Nahe am Athleten, nahe am Menschen

Der Herbstempfang der Stiftung Sporthilfe Hessen in der Eventlocation ML 50 im Frankfurter Bankenviertel war mehr als ein gepflegter Austausch von hessischen Spitzenathleten, Sportinsidern und Förderern aus Wirtschaft und Politik - Sinn und Zweck der Stiftungsarbeit wurden in ihren menschlichen Facetten nachvollziehbar gemacht.
Was alleine hinter eine Reckübung steht und welche Entwicklung sich im Spitzenturnen speziell an diesem Gerät binnen der vergangenen Jahre vollzogen hat, machte Fabian Hambüchen deutlich: "Bei den Spielen in Athen hat eine Reckübung noch 30 Sekunden gedauert, mittlerweile sind es schon 50 Sekunden. Da hat sich eine dramatische Entwicklung abgespielt. Es ist brutal schwer geworden", sagte der Weltmeister von 2007. Angesichts derartiger Anforderungen sei es "enorm wichtig, so eine Stiftung im Rücken zu haben."

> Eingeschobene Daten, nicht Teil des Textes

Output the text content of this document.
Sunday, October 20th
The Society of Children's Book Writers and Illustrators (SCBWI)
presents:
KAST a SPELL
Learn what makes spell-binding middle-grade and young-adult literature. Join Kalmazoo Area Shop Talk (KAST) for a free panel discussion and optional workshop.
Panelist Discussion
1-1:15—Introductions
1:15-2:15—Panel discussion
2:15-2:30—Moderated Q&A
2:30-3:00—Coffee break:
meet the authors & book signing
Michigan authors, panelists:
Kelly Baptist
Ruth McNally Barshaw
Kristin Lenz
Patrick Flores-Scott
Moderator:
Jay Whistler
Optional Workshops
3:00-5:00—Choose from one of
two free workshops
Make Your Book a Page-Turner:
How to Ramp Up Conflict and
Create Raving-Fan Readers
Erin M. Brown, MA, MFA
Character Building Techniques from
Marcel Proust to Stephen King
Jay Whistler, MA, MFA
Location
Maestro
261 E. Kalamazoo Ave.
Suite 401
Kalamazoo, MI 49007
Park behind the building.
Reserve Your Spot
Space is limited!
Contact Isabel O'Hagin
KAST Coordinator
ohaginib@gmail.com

Schule und Sport unter einen Hut bringen
Auch der 18 Jahre alte Judoka Alexander Wieczerzak, der bei der Deutschen Meisterschaft in diesem Jahr Dritter wurde, hat der durch die Stiftung geleisteten Nachwuchsförderung bereits viel zu verdanken: "Vor zwei Jahren, nach meiner Meniskus-OP, hat mir der Olympiastützpunkt sehr geholfen. Vor allen was die Physiotherapie angeht", erinnert sich der Gymnasiast, der Schule und Hochleistungssport in der Carl-von-Weinberg-Schule in Frankfurt optimal miteinander verknüpfen kann.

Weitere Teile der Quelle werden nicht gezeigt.